Detroit Lions head coach Jim Schwartz could be on the hot seat after an underperforming team misses the 2012 NFL Playoffs. However, one play during the Lions annual Thanksgiving Day game could cost Schwartz his job earlier than expected.
Houston Texans running back Justin Forsett scored an 81 yard touchdown run during the Thanksgiving Day game to shrink the Lions lead from ten points to three. There was just one problem, Forsett had an elbow and knee down after a six yard gain. The bigger problem was the refs never called him down so they let Forsett walk right into the end zone. Everyone in the stadium knew Forsett was down, everyone watching the nationally televised game at home knew Forsett was down as well. Was Forsett down? Check out the video here and see for yourself.
Lions head coach, knowing Forsett was down, threw his challenge flag out of habit to make sure the play got reviewed. What happened next is sure to be the talk of the NFL this week. Last year the league made every scoring play automatically reviewable. The fact that the touchdown would be automatically reviewed made Schwartz’s red flag on the turf an unsportsmanlike penalty and negated any chance of the play being reviewed and overturned.
Schwartz later took the blame for the goof, saying “It’s on me” to his coaching staff and players. Was the call silly? Absolutely. Did Schwartz make a bad decision based on a weird NFL rule? Absolutely. The Lions lost the game in overtime by a field goal in a game that could have been decided before the extra time if Schwartz could of kept his flag in his pocket. Fans booed the refs decision and later booed the officials anytime they could, including the overtime rules talk to the captains at midfield.
Once the fans learn more information about the rule, Schwartz could be the one getting booed. At the end of the game Schwartz said, “That’s what the rule is, I mean, the idea with replay is to get the call on the field right. Obviously that didn’t happen.” The problem is there could have been a replay if Schwartz followed the rules. A disappointing 4-7 record for a team that was supposed to make the Playoffs isn’t helping the head coach any.
The problem is despite the poor season and the sub 500 career record in Detroit, Schwartz is the hope for the city in the future. The last coach to post a career winning record with Detroit was Gary Moeller, who coached seven games in 2000 and posted a 4-3 record. The last three full time coaches in Detroit all had records under 40%. In 2001 and 2002, Marty Mornhinweg posted a horrible 5-27 record. His replacement, longtime San Francisco 49ers head coach, Steve Mariucci posted a 15-28 record. Prior to Schwartz, Rod Marinelli posted a 10-38 record in three seasons in Detroit.

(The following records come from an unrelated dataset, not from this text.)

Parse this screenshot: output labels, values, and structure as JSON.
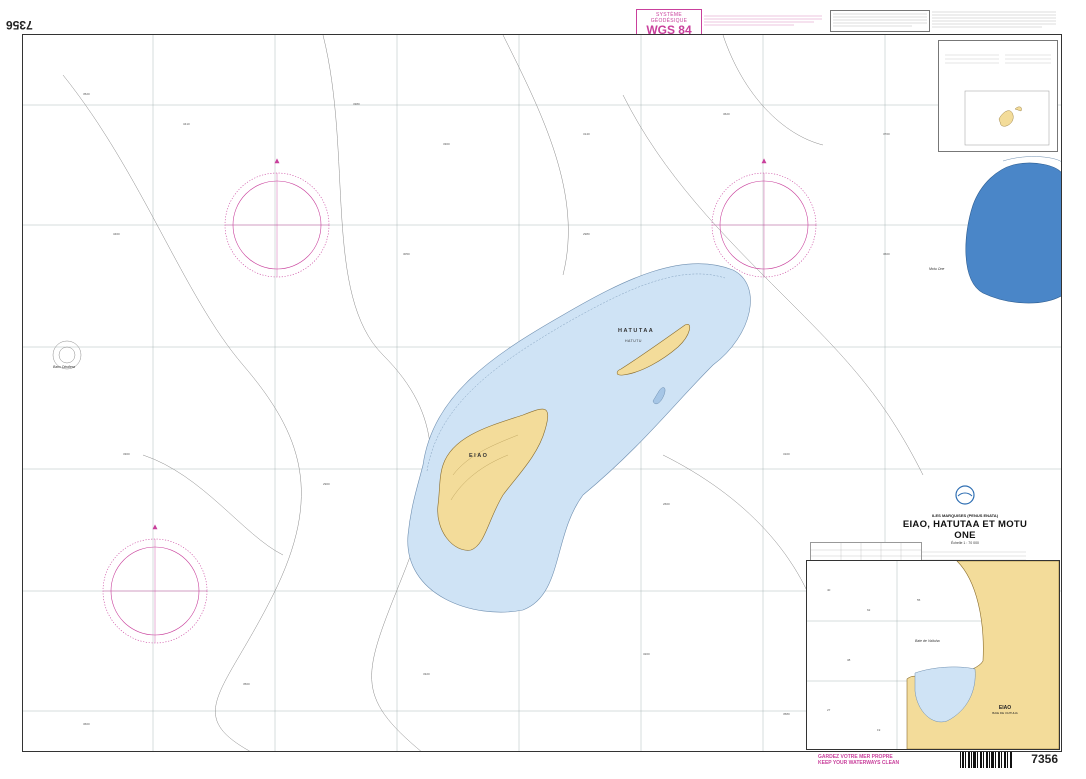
{
  "chart_number": "7356",
  "geodetic": {
    "system_label": "SYSTÈME GÉODÉSIQUE",
    "datum": "WGS 84"
  },
  "title": {
    "region": "ILES MARQUISES (PENUS ENATA)",
    "name": "EIAO, HATUTAA ET MOTU ONE",
    "scale": "Échelle 1 : 70 000"
  },
  "publisher": "SHOM",
  "places": {
    "hatutaa": "HATUTAA",
    "hatutu": "HATUTU",
    "eiao": "EIAO",
    "banc": "Banc Dindiera",
    "motu_one": "Motu One"
  },
  "inset": {
    "name": "EIAO",
    "subtitle": "BAIE DE VAITUHA",
    "bay_label": "Baie de Vaituha"
  },
  "clean_water": {
    "fr": "GARDEZ VOTRE MER PROPRE",
    "en": "KEEP YOUR WATERWAYS CLEAN"
  },
  "colors": {
    "land": "#f3dc9a",
    "shallow": "#cfe3f5",
    "deep_inset": "#4a86c8",
    "magenta": "#c9409c",
    "frame": "#333333"
  },
  "longitudes": [
    "141°10'",
    "141°10'",
    "140°50'"
  ],
  "icons": [
    "shom-logo",
    "compass-rose",
    "barcode"
  ]
}
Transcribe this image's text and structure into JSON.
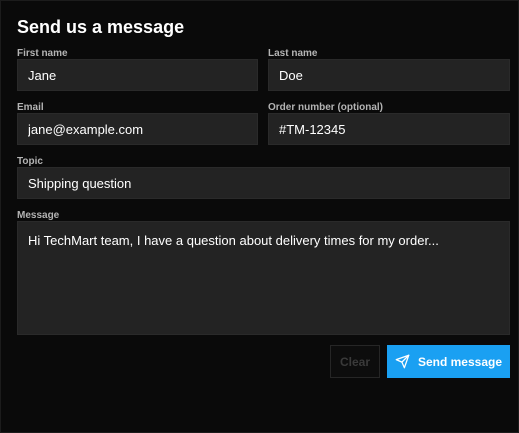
{
  "form": {
    "title": "Send us a message",
    "first_name": {
      "label": "First name",
      "value": "Jane"
    },
    "last_name": {
      "label": "Last name",
      "value": "Doe"
    },
    "email": {
      "label": "Email",
      "value": "jane@example.com"
    },
    "order_number": {
      "label": "Order number (optional)",
      "value": "#TM-12345"
    },
    "topic": {
      "label": "Topic",
      "value": "Shipping question"
    },
    "message": {
      "label": "Message",
      "value": "Hi TechMart team, I have a question about delivery times for my order..."
    },
    "clear_label": "Clear",
    "send_label": "Send message"
  },
  "icons": {
    "send": "paper-plane-icon"
  },
  "colors": {
    "background": "#0a0a0a",
    "field": "#232323",
    "accent": "#1aa0f2"
  }
}
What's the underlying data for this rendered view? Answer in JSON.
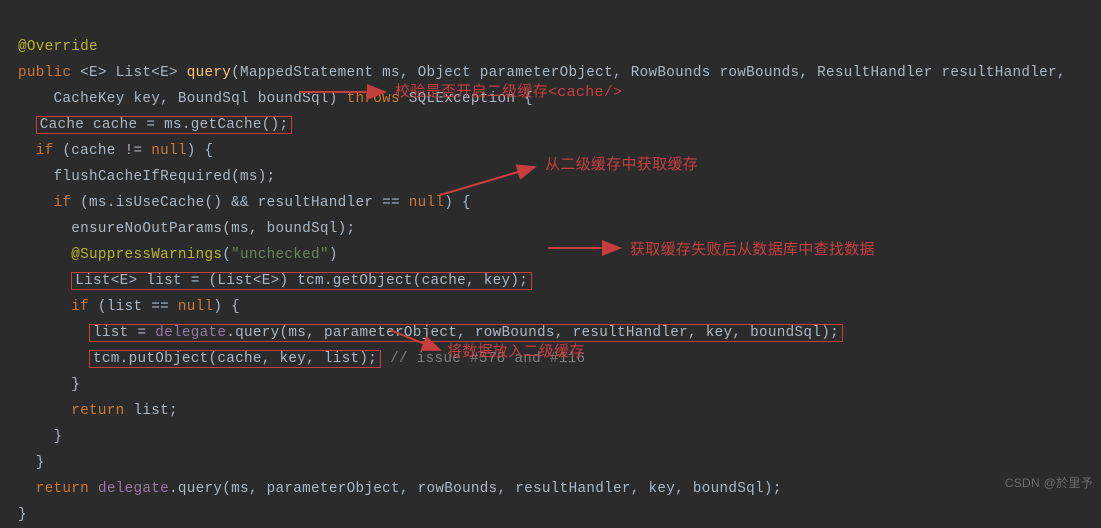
{
  "code": {
    "override": "@Override",
    "public": "public",
    "generic1": "<E> List<E>",
    "query": " query",
    "params_open": "(MappedStatement ms, Object parameterObject, RowBounds rowBounds, ResultHandler resultHandler,",
    "params_line2": "CacheKey key, BoundSql boundSql)",
    "throws": " throws",
    "exception": " SQLException {",
    "line_cache_get": "Cache cache = ms.getCache();",
    "if_cache": "if",
    "if_cache_cond": " (cache != ",
    "null1": "null",
    "if_cache_close": ") {",
    "flush_call": "flushCacheIfRequired(ms);",
    "if_use": "if",
    "if_use_cond": " (ms.isUseCache() && resultHandler == ",
    "null2": "null",
    "if_use_close": ") {",
    "ensure": "ensureNoOutParams(ms, boundSql);",
    "supp_ann": "@SuppressWarnings",
    "supp_arg_open": "(",
    "supp_str": "\"unchecked\"",
    "supp_arg_close": ")",
    "list_decl": "List<E> list = (List<E>) tcm.getObject(cache, key);",
    "if_list": "if",
    "if_list_cond": " (list == ",
    "null3": "null",
    "if_list_close": ") {",
    "delegate_line": "list = delegate.query(ms, parameterObject, rowBounds, resultHandler, key, boundSql);",
    "delegate_word": "delegate",
    "put_line": "tcm.putObject(cache, key, list);",
    "put_comment": " // issue #578 and #116",
    "brace1": "}",
    "return_kw": "return",
    "return_list": " list;",
    "brace2": "}",
    "brace3": "}",
    "return_kw2": "return",
    "last_return": " delegate.query(ms, parameterObject, rowBounds, resultHandler, key, boundSql);",
    "brace4": "}"
  },
  "annotations": {
    "a1": "校验是否开启二级缓存<cache/>",
    "a2": "从二级缓存中获取缓存",
    "a3": "获取缓存失败后从数据库中查找数据",
    "a4": "将数据放入二级缓存"
  },
  "watermark": "CSDN @於里予"
}
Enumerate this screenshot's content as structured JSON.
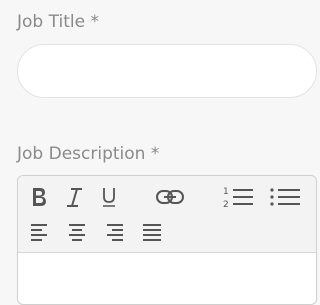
{
  "form": {
    "job_title": {
      "label": "Job Title *",
      "value": ""
    },
    "job_description": {
      "label": "Job Description *",
      "value": "",
      "toolbar": [
        "bold-icon",
        "italic-icon",
        "underline-icon",
        "link-icon",
        "ordered-list-icon",
        "unordered-list-icon",
        "align-left-icon",
        "align-center-icon",
        "align-right-icon",
        "align-justify-icon"
      ]
    }
  },
  "colors": {
    "background": "#f7f7f7",
    "label": "#8a8a8a",
    "icon": "#555555",
    "input_border": "#e3e3e3",
    "editor_border": "#cfcfcf",
    "toolbar_bg": "#f3f3f3"
  }
}
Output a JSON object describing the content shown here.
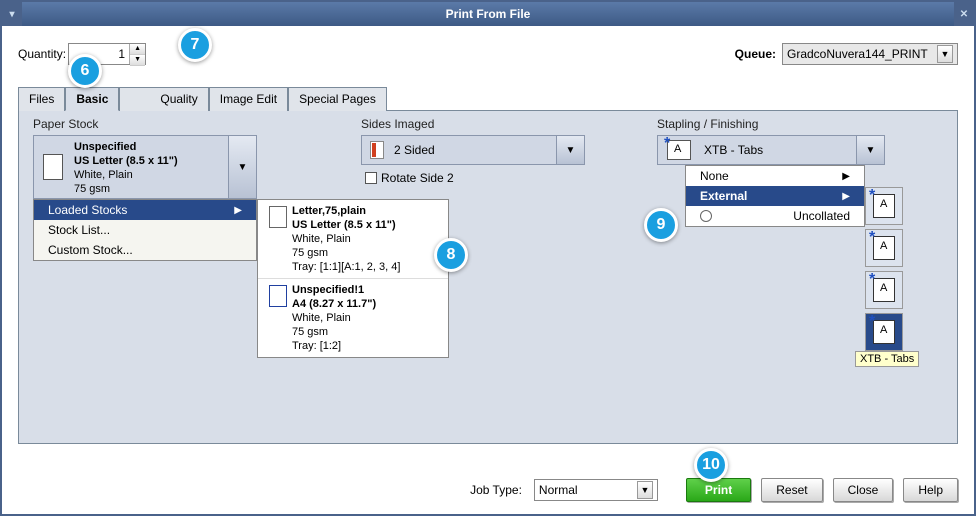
{
  "title": "Print From File",
  "toprow": {
    "quantity_label": "Quantity:",
    "quantity_value": "1",
    "queue_label": "Queue:",
    "queue_value": "GradcoNuvera144_PRINT"
  },
  "tabs": [
    "Files",
    "Basic",
    "Quality",
    "Image Edit",
    "Special Pages"
  ],
  "paper_stock": {
    "label": "Paper Stock",
    "current": {
      "line1": "Unspecified",
      "line2": "US Letter (8.5 x 11\")",
      "line3": "White, Plain",
      "line4": "75 gsm"
    },
    "menu": [
      "Loaded Stocks",
      "Stock List...",
      "Custom Stock..."
    ],
    "submenu": [
      {
        "l1": "Letter,75,plain",
        "l2": "US Letter (8.5 x 11\")",
        "l3": "White, Plain",
        "l4": "75 gsm",
        "l5": "Tray: [1:1][A:1, 2, 3, 4]"
      },
      {
        "l1": "Unspecified!1",
        "l2": "A4 (8.27 x 11.7\")",
        "l3": "White, Plain",
        "l4": "75 gsm",
        "l5": "Tray: [1:2]"
      }
    ]
  },
  "sides": {
    "label": "Sides Imaged",
    "value": "2 Sided",
    "rotate_label": "Rotate Side 2"
  },
  "stapling": {
    "label": "Stapling / Finishing",
    "value": "XTB - Tabs",
    "menu": [
      "None",
      "External",
      "Uncollated"
    ],
    "tooltip": "XTB - Tabs"
  },
  "bottom": {
    "jobtype_label": "Job Type:",
    "jobtype_value": "Normal",
    "print": "Print",
    "reset": "Reset",
    "close": "Close",
    "help": "Help"
  },
  "callouts": {
    "c6": "6",
    "c7": "7",
    "c8": "8",
    "c9": "9",
    "c10": "10"
  }
}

Schwartz is to be blamed for the red flag disaster. However, the head coach is already owning up to the bad call. The NFL will likely change the rule next season, which won’t save the Lions season, but shows how silly the decision really was. Part of the blame still remains on several officials who did not blow the play dead. Here’s hoping Detroit makes the smart decision and keeps Schwartz around to prove his worth to the Lions team.
In three and a half seasons, Schwartz has begun to revive the Lions team and bring hope for the future. In 2011, the Lions returned to the Playoffs for the first time since 1999. After posting losing records in his first two years in the Motor City (2-14, 6-10), Schwartz led the 10-6 Lions to a Wild Card berth last year. Through Thursday’s game, Schwartz now holds a 22-36 (38%) record with the Lions.
Schwartz began his coaching career in the college ranks, coaching in various roles for the University of Maryland, Minnesota University, NC Central and Colgate. In 1993, Schwartz joined the NFL ranks as a scout for the Cleveland Browns. Schwartz later served as a defensive assistant with the Baltimore Ravens and Tennessee Titans. In 2001, Schwartz was promoted to the defensive coordinator of the Titans. In 2008, Schwartz interviewed for head coaching roles with the Washington Redskins, Miami Dolphins, Atlanta Falcons and Lions, before ultimately being selected to coach Detroit.